Endoscopic removal of a suprasellar arachnoid cyst: an anatomical study with special reference to skull base.

BACKGROUND: Suprasellar arachnoid cysts are rare entities in adults, representing 10% of all cysts. Endoscopic treatment is now preferred for this pathology, allowing a new anatomical approach to skull base structures. OBJECTIVES: The aim of this study is to present the relevant anatomy of the skull base viewed during an endoscopic procedure for a suprasellar arachnoid cyst. METHOD: A 77-year-old man with 6 months history of walking disorder was referred for neurosurgical evaluation. Physical examination did not show any oculomotor or endocrine disorder. Sagittal T1-weighted MRI demonstrated a large suprasellar arachnoid cyst. The patient underwent a ventriculocystocisternostomy without complications. Postoperative neurologic examination showed an initial improvement of walking disorders.

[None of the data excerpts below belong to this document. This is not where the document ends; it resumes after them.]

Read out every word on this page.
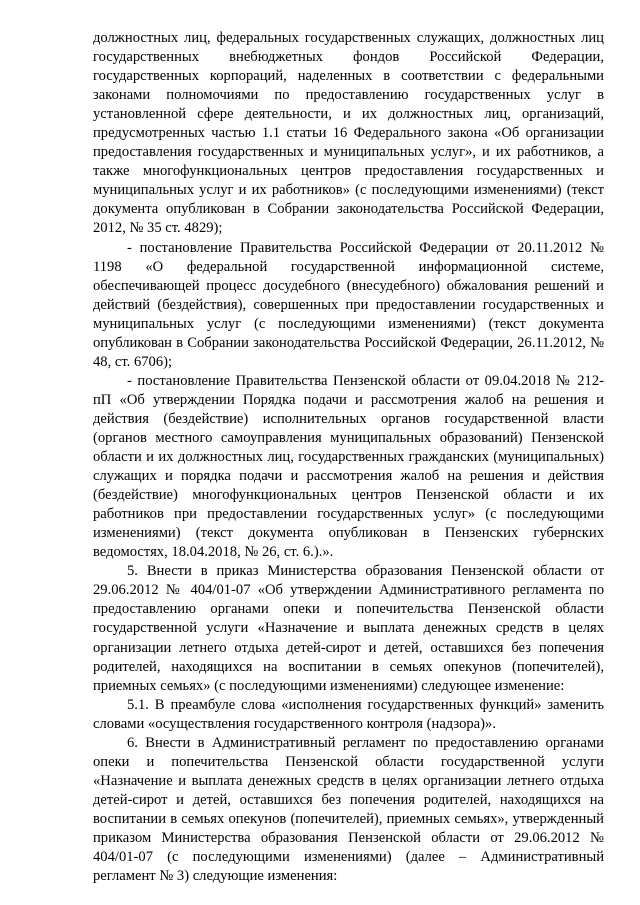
должностных лиц, федеральных государственных служащих, должностных лиц государственных внебюджетных фондов Российской Федерации, государственных корпораций, наделенных в соответствии с федеральными законами полномочиями по предоставлению государственных услуг в установленной сфере деятельности, и их должностных лиц, организаций, предусмотренных частью 1.1 статьи 16 Федерального закона «Об организации предоставления государственных и муниципальных услуг», и их работников, а также многофункциональных центров предоставления государственных и муниципальных услуг и их работников» (с последующими изменениями) (текст документа опубликован в Собрании законодательства Российской Федерации, 2012, № 35 ст. 4829);

- постановление Правительства Российской Федерации от 20.11.2012 № 1198 «О федеральной государственной информационной системе, обеспечивающей процесс досудебного (внесудебного) обжалования решений и действий (бездействия), совершенных при предоставлении государственных и муниципальных услуг (с последующими изменениями) (текст документа опубликован в Собрании законодательства Российской Федерации, 26.11.2012, № 48, ст. 6706);

- постановление Правительства Пензенской области от 09.04.2018 № 212-пП «Об утверждении Порядка подачи и рассмотрения жалоб на решения и действия (бездействие) исполнительных органов государственной власти (органов местного самоуправления муниципальных образований) Пензенской области и их должностных лиц, государственных гражданских (муниципальных) служащих и порядка подачи и рассмотрения жалоб на решения и действия (бездействие) многофункциональных центров Пензенской области и их работников при предоставлении государственных услуг» (с последующими изменениями) (текст документа опубликован в Пензенских губернских ведомостях, 18.04.2018, № 26, ст. 6.).».

5. Внести в приказ Министерства образования Пензенской области от 29.06.2012 № 404/01-07 «Об утверждении Административного регламента по предоставлению органами опеки и попечительства Пензенской области государственной услуги «Назначение и выплата денежных средств в целях организации летнего отдыха детей-сирот и детей, оставшихся без попечения родителей, находящихся на воспитании в семьях опекунов (попечителей), приемных семьях» (с последующими изменениями) следующее изменение:

5.1. В преамбуле слова «исполнения государственных функций» заменить словами «осуществления государственного контроля (надзора)».

6. Внести в Административный регламент по предоставлению органами опеки и попечительства Пензенской области государственной услуги «Назначение и выплата денежных средств в целях организации летнего отдыха детей-сирот и детей, оставшихся без попечения родителей, находящихся на воспитании в семьях опекунов (попечителей), приемных семьях», утвержденный приказом Министерства образования Пензенской области от 29.06.2012 № 404/01-07 (с последующими изменениями) (далее – Административный регламент № 3) следующие изменения:
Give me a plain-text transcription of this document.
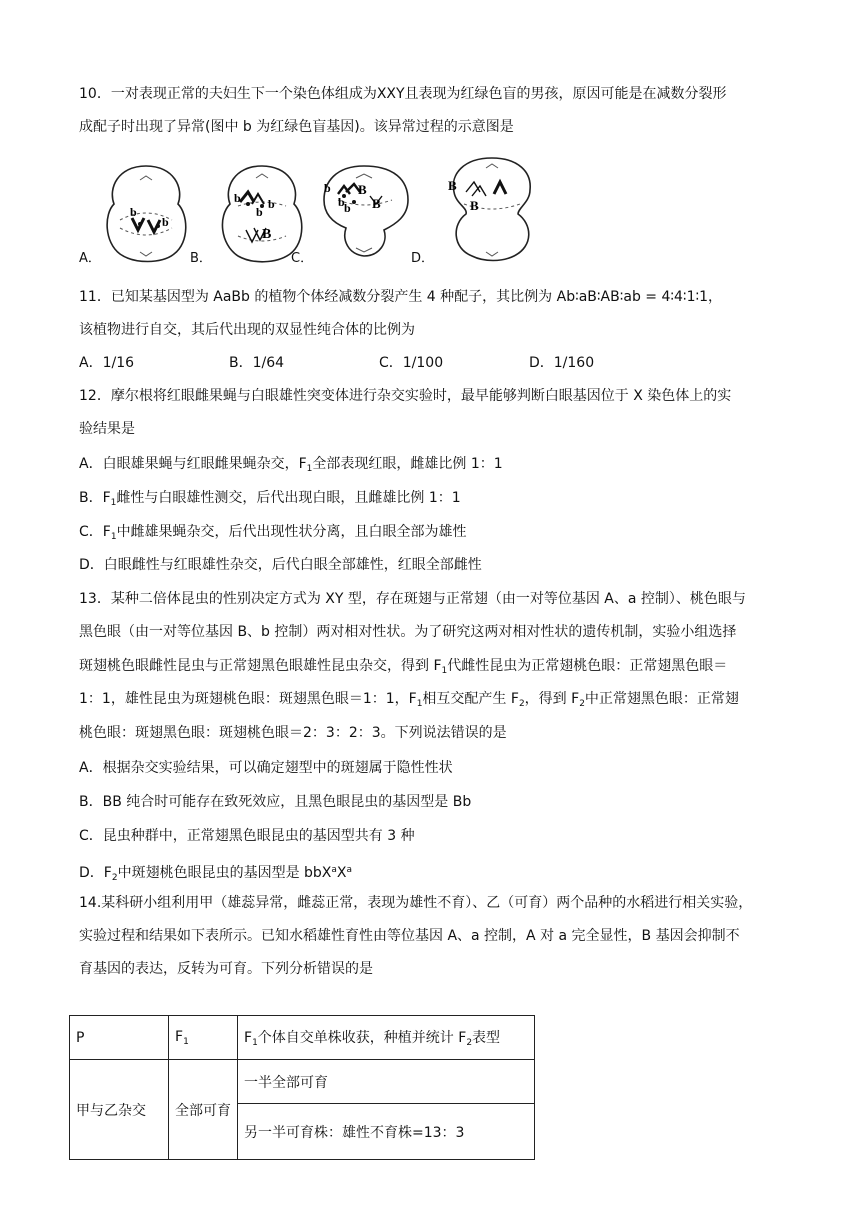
10．一对表现正常的夫妇生下一个染色体组成为XXY且表现为红绿色盲的男孩，原因可能是在减数分裂形
成配子时出现了异常(图中 b 为红绿色盲基因)。该异常过程的示意图是
b
b
A．
b b
b
B
B．
b
b b
B
B
C．
B
B
D．
11．已知某基因型为 AaBb 的植物个体经减数分裂产生 4 种配子，其比例为 Ab∶aB∶AB∶ab = 4∶4∶1∶1，
该植物进行自交，其后代出现的双显性纯合体的比例为
A．1/16	B．1/64	C．1/100	D．1/160
12．摩尔根将红眼雌果蝇与白眼雄性突变体进行杂交实验时，最早能够判断白眼基因位于 X 染色体上的实
验结果是
A．白眼雄果蝇与红眼雌果蝇杂交，$F_1$全部表现红眼，雌雄比例 1：1
B．$F_1$雌性与白眼雄性测交，后代出现白眼，且雌雄比例 1：1
C．$F_1$中雌雄果蝇杂交，后代出现性状分离，且白眼全部为雄性
D．白眼雌性与红眼雄性杂交，后代白眼全部雄性，红眼全部雌性
13．某种二倍体昆虫的性别决定方式为 XY 型，存在斑翅与正常翅（由一对等位基因 A、a 控制）、桃色眼与
黑色眼（由一对等位基因 B、b 控制）两对相对性状。为了研究这两对相对性状的遗传机制，实验小组选择
斑翅桃色眼雌性昆虫与正常翅黑色眼雄性昆虫杂交，得到 $F_1$代雌性昆虫为正常翅桃色眼：正常翅黑色眼＝
1：1，雄性昆虫为斑翅桃色眼：斑翅黑色眼＝1：1，$F_1$相互交配产生 $F_2$，得到 $F_2$中正常翅黑色眼：正常翅
桃色眼：斑翅黑色眼：斑翅桃色眼＝2：3：2：3。下列说法错误的是
A．根据杂交实验结果，可以确定翅型中的斑翅属于隐性性状
B．BB 纯合时可能存在致死效应，且黑色眼昆虫的基因型是 Bb
C．昆虫种群中，正常翅黑色眼昆虫的基因型共有 3 种
D．$F_2$中斑翅桃色眼昆虫的基因型是 $bbX^aX^a$
14.某科研小组利用甲（雄蕊异常，雌蕊正常，表现为雄性不育）、乙（可育）两个品种的水稻进行相关实验，
实验过程和结果如下表所示。已知水稻雄性育性由等位基因 A、a 控制，A 对 a 完全显性，B 基因会抑制不
育基因的表达，反转为可育。下列分析错误的是
P	$F_1$	$F_1$个体自交单株收获，种植并统计 $F_2$表型
甲与乙杂交	全部可育	一半全部可育
		另一半可育株：雄性不育株=13：3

Cerebral CT scan showed a slight reduction in cyst dimensions. RESULTS: During the endoscopic procedure, the anatomical view of the skull base was demonstrative. From the interior of the cyst we were able to identify the following structures: the clivus, pituitary stalk, pituitary gland, basilar artery, posterior cerebral arteries, posterior communicating arteries, oculomotor nerves and the superior wall of cavernous sinus. We identified a slit valve mechanism in the arachnoid next to the basilar artery. CONCLUSION: Ventriculocystocisternostomy is a useful procedure in treating arachnoid cyst. Moreover, during this procedure, the endoscope allows for better and safer visualization of skull base structures.